The USPTO recently issued US Design Patent D859,108 covering a wrench, which is shown below.
Every part of this wrench is shown in broken lines except the U-shaped mouth working portion that is for engaging with another part, such as a nut, bold head, or the like. Therefore, the U-shaped part, shown in solid lines, is the only claimed part of the wrench.
I wonder whether the curvy design of the U-shaped part is functional. Design patents are to be directed to ornamental designs. So, if a design patent is directed to a design that is primarily functional, the patent can be invalid.
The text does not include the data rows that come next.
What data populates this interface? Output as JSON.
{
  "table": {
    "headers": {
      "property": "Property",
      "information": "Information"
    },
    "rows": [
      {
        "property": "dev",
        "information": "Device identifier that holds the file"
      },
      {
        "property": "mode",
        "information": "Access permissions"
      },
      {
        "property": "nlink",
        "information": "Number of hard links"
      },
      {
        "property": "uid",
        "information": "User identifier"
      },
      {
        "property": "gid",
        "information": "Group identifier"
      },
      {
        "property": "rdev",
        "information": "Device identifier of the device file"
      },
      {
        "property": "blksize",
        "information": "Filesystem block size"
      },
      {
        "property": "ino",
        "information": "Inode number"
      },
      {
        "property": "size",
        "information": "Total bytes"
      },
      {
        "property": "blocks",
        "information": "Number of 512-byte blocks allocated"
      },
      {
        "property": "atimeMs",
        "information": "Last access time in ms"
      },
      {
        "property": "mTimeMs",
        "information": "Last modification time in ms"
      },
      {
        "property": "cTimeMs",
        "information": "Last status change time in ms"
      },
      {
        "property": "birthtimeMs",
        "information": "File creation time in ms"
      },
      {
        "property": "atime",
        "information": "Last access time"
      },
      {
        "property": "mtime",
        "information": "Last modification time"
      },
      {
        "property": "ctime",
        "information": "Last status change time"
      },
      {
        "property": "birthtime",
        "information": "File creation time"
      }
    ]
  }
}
However, the standard for invalidating a design patent as directed to primarily functional matter is stringent. See Ethicon Endo-Surgery, Inc. v. Covidien, Inc., 796 F.3d 1312, 1328 (Fed. Cir. 2015). The Federal Circuit Court of Appeals has said that “[w]hen there are several ways to achieve the function of an article of manufacture, the design of the article is more likely to serve a primarily ornamental purpose.” It also said, “[I]f other designs could produce the same or similar functional capabilities, the design of the article in question is likely ornamental, not functional.”
Here, I don’t know whether the curvy design of the U-shaped part imparts a functional benefit, or, if so, whether other designs could also achieve that function. However, it is interesting that the only claimed portion of this wrench is the working mouth portion that is for engaging with another part, such as a nut, bolt head, or the like.